Ces quelque 2 200 indépendants avaient été probablement séduits par l’ouverture d’un canal de distribution supplémentaire, par des taux de commissions (entre 12 et 19 % ) inférieurs à ceux des OTA, par des contrats souples, n’imposant ni clause de parité tarifaire ni clause d’exclusivité. Séduits aussi par les 130 millions de visiteurs annuels du portail mondial d’AccorHotels, par les 32 millions de porteurs de carte de fidélité, par les services digitaux du numéro 1 européen et 6 ème mondial, renforcés encore récemment par Fastbooking et Availpro.
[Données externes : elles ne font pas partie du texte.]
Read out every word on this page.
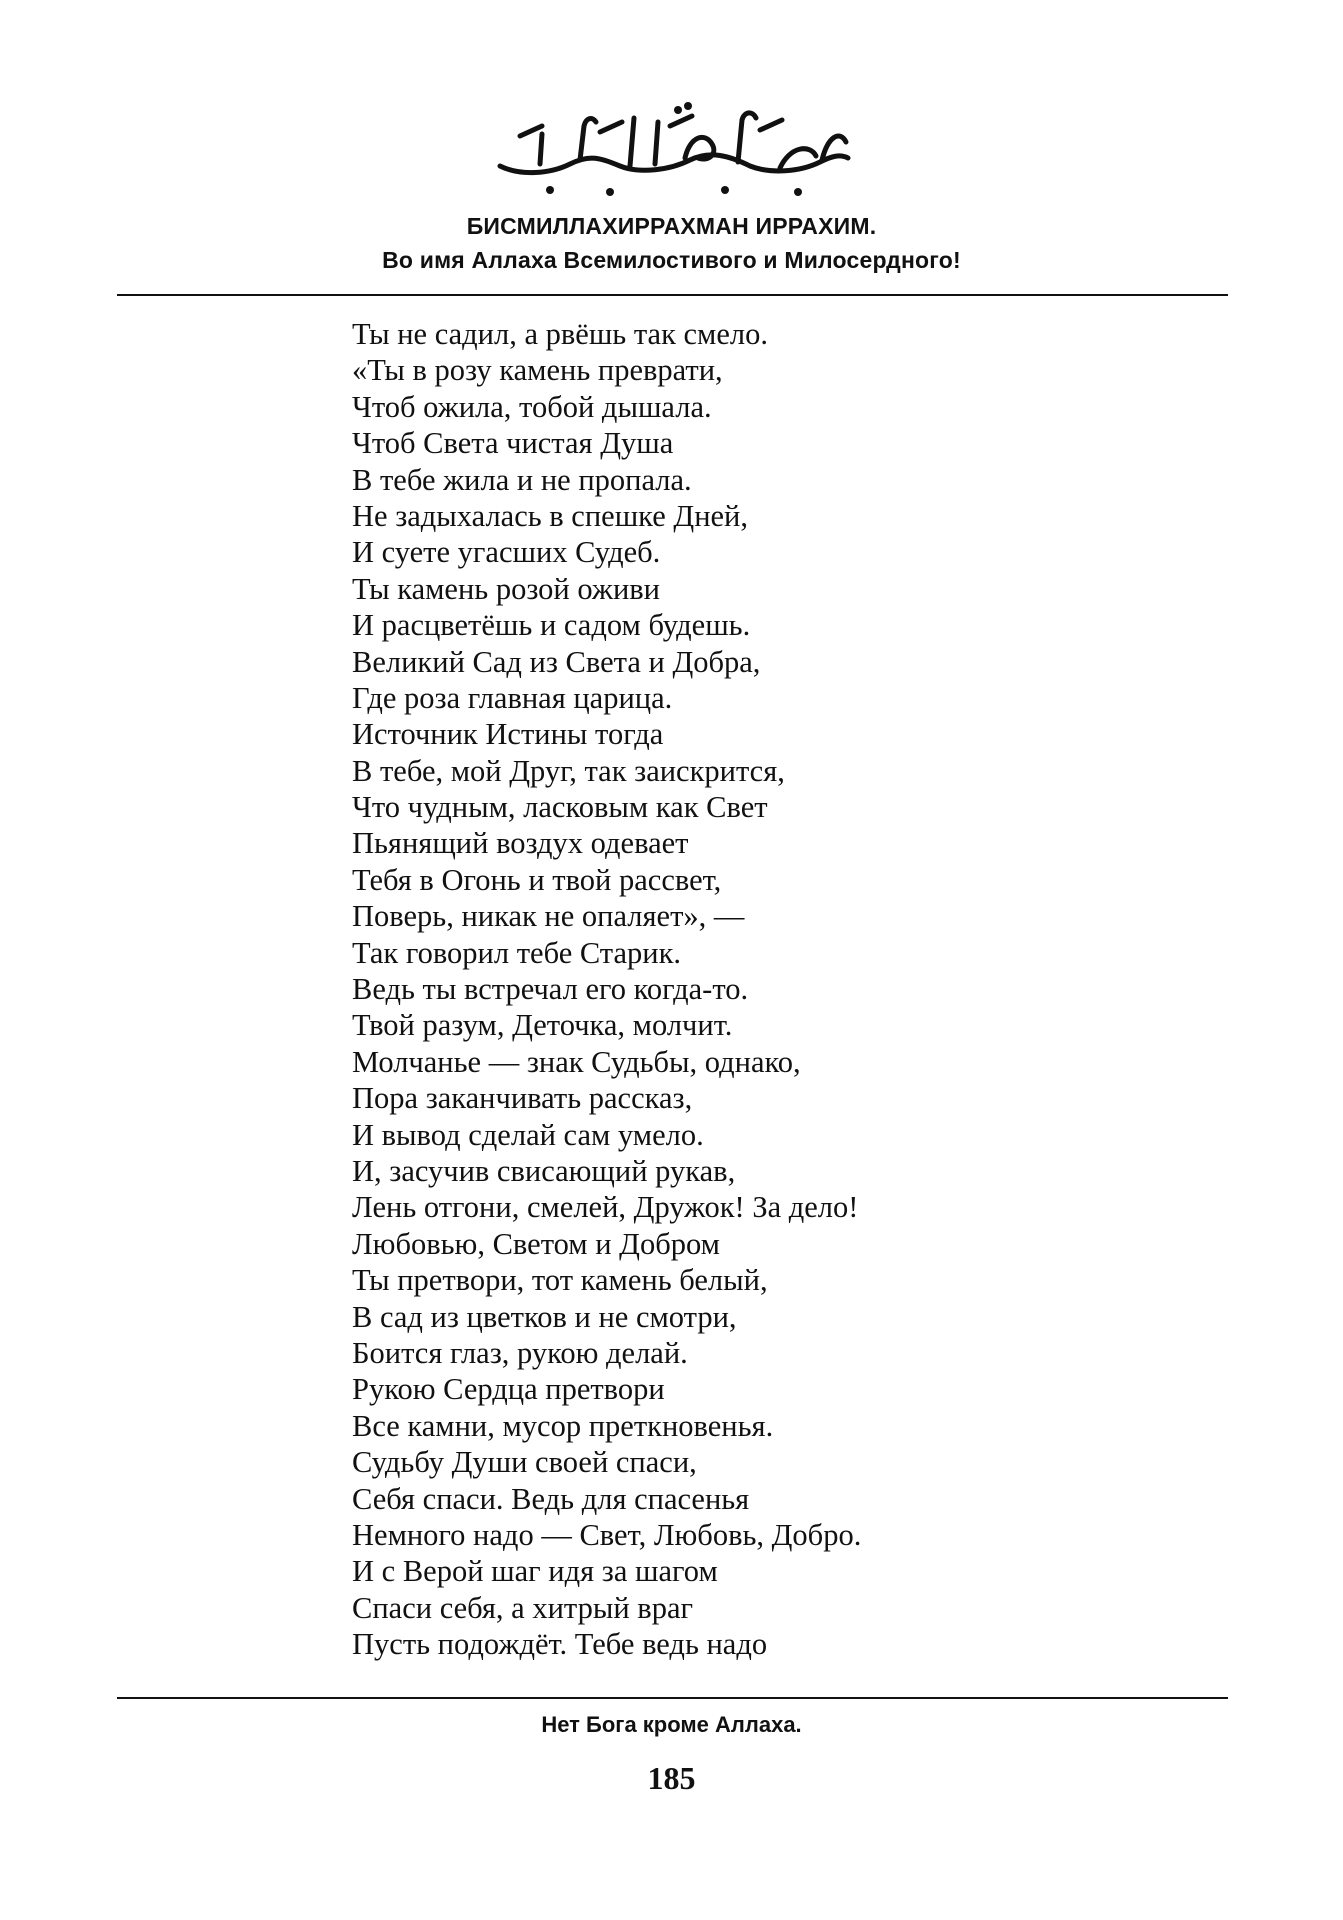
БИСМИЛЛАХИРРАХМАН ИРРАХИМ.
Во имя Аллаха Всемилостивого и Милосердного!
Ты не садил, а рвёшь так смело.
«Ты в розу камень преврати,
Чтоб ожила, тобой дышала.
Чтоб Света чистая Душа
В тебе жила и не пропала.
Не задыхалась в спешке Дней,
И суете угасших Судеб.
Ты камень розой оживи
И расцветёшь и садом будешь.
Великий Сад из Света и Добра,
Где роза главная царица.
Источник Истины тогда
В тебе, мой Друг, так заискрится,
Что чудным, ласковым как Свет
Пьянящий воздух одевает
Тебя в Огонь и твой рассвет,
Поверь, никак не опаляет», —
Так говорил тебе Старик.
Ведь ты встречал его когда-то.
Твой разум, Деточка, молчит.
Молчанье — знак Судьбы, однако,
Пора заканчивать рассказ,
И вывод сделай сам умело.
И, засучив свисающий рукав,
Лень отгони, смелей, Дружок! За дело!
Любовью, Светом и Добром
Ты претвори, тот камень белый,
В сад из цветков и не смотри,
Боится глаз, рукою делай.
Рукою Сердца претвори
Все камни, мусор преткновенья.
Судьбу Души своей спаси,
Себя спаси. Ведь для спасенья
Немного надо — Свет, Любовь, Добро.
И с Верой шаг идя за шагом
Спаси себя, а хитрый враг
Пусть подождёт. Тебе ведь надо
Нет Бога кроме Аллаха.
185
Oui, mais voilà, la supposée puissance du groupe et sa supposée expertise digitale n’auront tout simplement pas apporté à ces hôtels de clients supplémentaires, ou du moins significativement. Pour au moins deux raisons, nous semble-t-il.
Ses investissements financiers en matière de publicité, en premier lieu en ligne (achats de mots clefs, référencements sponsorisés, pay per click, etc) sont restés limités en comparaison de ceux consentis par les OTA’S. Or la pub en ligne est le principal vecteur de visibilité et de conquête de parts de marché en distribution sur le web.
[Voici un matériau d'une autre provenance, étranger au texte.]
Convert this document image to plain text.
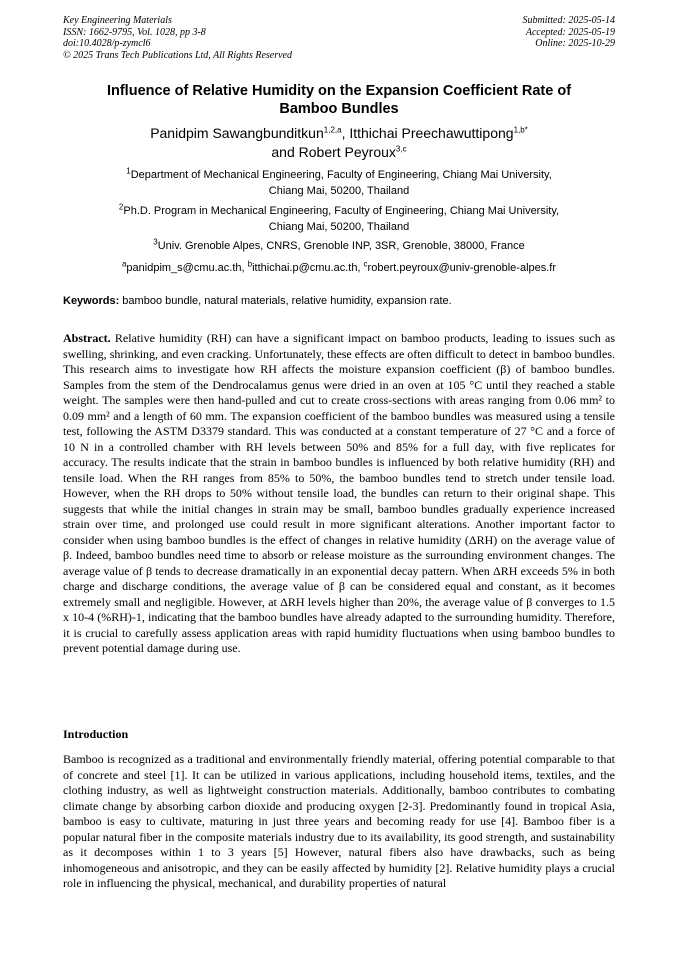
Key Engineering Materials
ISSN: 1662-9795, Vol. 1028, pp 3-8
doi:10.4028/p-zymcl6
© 2025 Trans Tech Publications Ltd, All Rights Reserved
Submitted: 2025-05-14
Accepted: 2025-05-19
Online: 2025-10-29
Influence of Relative Humidity on the Expansion Coefficient Rate of
Bamboo Bundles
Panidpim Sawangbunditkun$^{1,2,a}$, Itthichai Preechawuttipong$^{1,b*}$
and Robert Peyroux$^{3,c}$
$^1$Department of Mechanical Engineering, Faculty of Engineering, Chiang Mai University,
Chiang Mai, 50200, Thailand
$^2$Ph.D. Program in Mechanical Engineering, Faculty of Engineering, Chiang Mai University,
Chiang Mai, 50200, Thailand
$^3$Univ. Grenoble Alpes, CNRS, Grenoble INP, 3SR, Grenoble, 38000, France
$^a$panidpim_s@cmu.ac.th, $^b$itthichai.p@cmu.ac.th, $^c$robert.peyroux@univ-grenoble-alpes.fr
Keywords: bamboo bundle, natural materials, relative humidity, expansion rate.
Abstract. Relative humidity (RH) can have a significant impact on bamboo products, leading to issues such as swelling, shrinking, and even cracking. Unfortunately, these effects are often difficult to detect in bamboo bundles. This research aims to investigate how RH affects the moisture expansion coefficient (β) of bamboo bundles. Samples from the stem of the Dendrocalamus genus were dried in an oven at 105 °C until they reached a stable weight. The samples were then hand-pulled and cut to create cross-sections with areas ranging from 0.06 mm² to 0.09 mm² and a length of 60 mm. The expansion coefficient of the bamboo bundles was measured using a tensile test, following the ASTM D3379 standard. This was conducted at a constant temperature of 27 °C and a force of 10 N in a controlled chamber with RH levels between 50% and 85% for a full day, with five replicates for accuracy. The results indicate that the strain in bamboo bundles is influenced by both relative humidity (RH) and tensile load. When the RH ranges from 85% to 50%, the bamboo bundles tend to stretch under tensile load. However, when the RH drops to 50% without tensile load, the bundles can return to their original shape. This suggests that while the initial changes in strain may be small, bamboo bundles gradually experience increased strain over time, and prolonged use could result in more significant alterations. Another important factor to consider when using bamboo bundles is the effect of changes in relative humidity (ΔRH) on the average value of β. Indeed, bamboo bundles need time to absorb or release moisture as the surrounding environment changes. The average value of β tends to decrease dramatically in an exponential decay pattern. When ΔRH exceeds 5% in both charge and discharge conditions, the average value of β can be considered equal and constant, as it becomes extremely small and negligible. However, at ΔRH levels higher than 20%, the average value of β converges to 1.5 x 10-4 (%RH)-1, indicating that the bamboo bundles have already adapted to the surrounding humidity. Therefore, it is crucial to carefully assess application areas with rapid humidity fluctuations when using bamboo bundles to prevent potential damage during use.
Introduction
Bamboo is recognized as a traditional and environmentally friendly material, offering potential comparable to that of concrete and steel [1]. It can be utilized in various applications, including household items, textiles, and the clothing industry, as well as lightweight construction materials. Additionally, bamboo contributes to combating climate change by absorbing carbon dioxide and producing oxygen [2-3]. Predominantly found in tropical Asia, bamboo is easy to cultivate, maturing in just three years and becoming ready for use [4]. Bamboo fiber is a popular natural fiber in the composite materials industry due to its availability, its good strength, and sustainability as it decomposes within 1 to 3 years [5] However, natural fibers also have drawbacks, such as being inhomogeneous and anisotropic, and they can be easily affected by humidity [2]. Relative humidity plays a crucial role in influencing the physical, mechanical, and durability properties of natural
Priceline, la maison mère de Booking.com, a ainsi dépensé pas moins de 3,4 milliards de dollars en 2016 (vs 2,8 milliards en 2015), auxquels s’ajoute 295 millions de dollars hors ligne. Booking a donc dépensé en publicité l’équivalent de 55 % du chiffre d’affaires annuel 2016 d’AccorHotels.
L’autre raison tient aux comportements clients et à leur perception du marché. Rien n’indique qu’AccorHotels ait conquis de nouveaux clients d’affaires et de loisirs en agrégeant sur sa place de marché des hôtels indépendants. Rien n’indique que les 30 millions de membres du club AccorHotels, qui génèrent pourtant aujourd’hui 30 % de son chiffre d’affaires, se soient mis à acheter en quantité des nuitées chez les indépendants partenaires de son programme de fidélité. Rien n’indique qu’AccorHotels ait réussi à transférer sur sa plate-forme des clients habitués à faire leur marché chez Booking.com, qui offre la meilleure couverture du marché en France, chez Hotels.com ou chez Tripadvisor.
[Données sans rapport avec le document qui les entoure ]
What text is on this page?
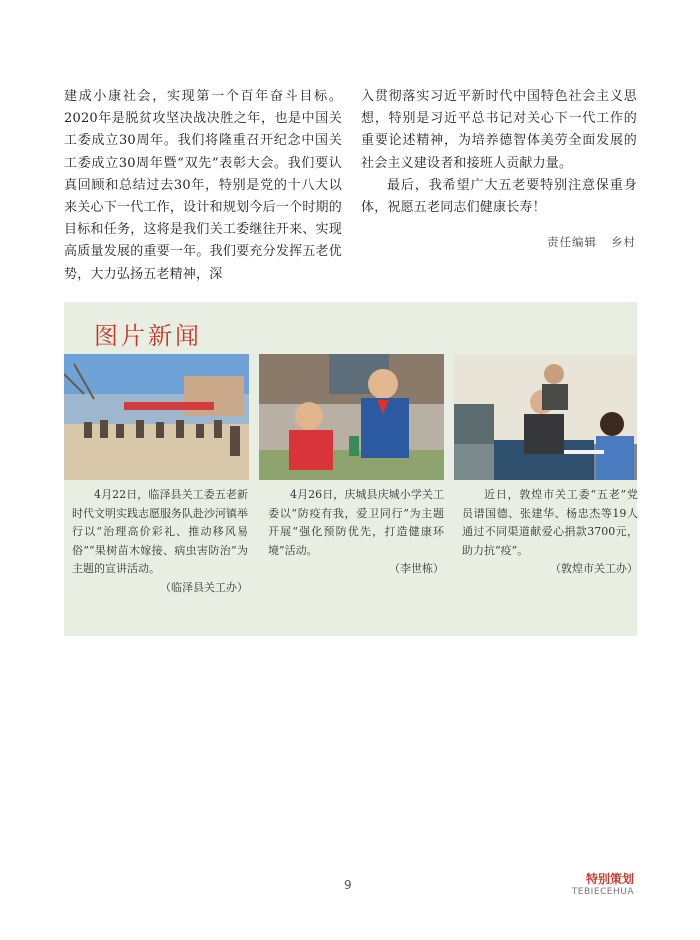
建成小康社会，实现第一个百年奋斗目标。2020年是脱贫攻坚决战决胜之年，也是中国关工委成立30周年。我们将隆重召开纪念中国关工委成立30周年暨“双先”表彰大会。我们要认真回顾和总结过去30年，特别是党的十八大以来关心下一代工作，设计和规划今后一个时期的目标和任务，这将是我们关工委继往开来、实现高质量发展的重要一年。我们要充分发挥五老优势，大力弘扬五老精神，深

入贯彻落实习近平新时代中国特色社会主义思想，特别是习近平总书记对关心下一代工作的重要论述精神，为培养德智体美劳全面发展的社会主义建设者和接班人贡献力量。

最后，我希望广大五老要特别注意保重身体，祝愿五老同志们健康长寿！

责任编辑 乡村
图片新闻

4月22日，临泽县关工委五老新时代文明实践志愿服务队赴沙河镇举行以“治理高价彩礼、推动移风易俗”“果树苗木嫁接、病虫害防治”为主题的宣讲活动。

（临泽县关工办）

4月26日，庆城县庆城小学关工委以“防疫有我，爱卫同行”为主题开展“强化预防优先，打造健康环境”活动。

（李世栋）

近日，敦煌市关工委“五老”党员谱国德、张建华、杨忠杰等19人通过不同渠道献爱心捐款3700元，助力抗“疫”。

（敦煌市关工办）
9	特别策划
TEBIECEHUA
Changer la perception d’une marque et de ses produits dans l’esprit d’un consommateur nécessite du temps et de l’argent. A ses yeux, Accor reste un groupe hôtelier, non un distributeur. Le consommateur habitué à faire son marché hôtelier chez un OTA’s ou directement sur le site d’un hôtel, après consultation des avis sur TripAdvisor, ne va pas changer ses habitudes du jour au lendemain. A fortiori s’il ne perçoit pas les avantages qu’il obtiendrait en changeant d’intermédiaire, à supposer que ces avantages existent.
Reste maintenant à relativiser l’échec de cette initiative. AccorHotels négocie un tournant autrement plus stratégique avec la filialisation de ses activités d’investissement immobilier (AccorInvest). Il a par ailleurs deux autres gros dossiers sur le feux : le développement à coup de rachats de plateformes de son offre de location de résidences privées haut de gamme et le développement de services aux voyageurs.
Scrutée en permanence par le marché boursier, l’action AccorHotels n’a d’ailleurs pas pâti de cette déconvenue digitale. Elle a en revanche été secouée le 6 novembre (baisse de 1,5 % de son cours) par l’arrestation en Arabie Saoudite de son troisième actionnaire, le prince Alwalid ben Talal, détenteur de 5,71% du capital.
L’abandon de cette place de marché ouverte restera une péripétie dans la vie d’AccorHotels. Son pragmatique patron a eu raison d’y mettre un terme rapidement. A notre humble avis, le potentiel de business de cette initiative, un peu trop claironnée, n’était pas démontré. Par ailleurs, elle créait une confusion des genres. Hébergeur, distributeur, comparateur, agrégateur… à chacun son coeur de métier. Même si, bien entendu, AccorHotels doit impérativement continuer de renforcer sa distribution on line et off line. Mais pour cela, il n’était pas nécessaire qu’il distribue aussi ses concurrents.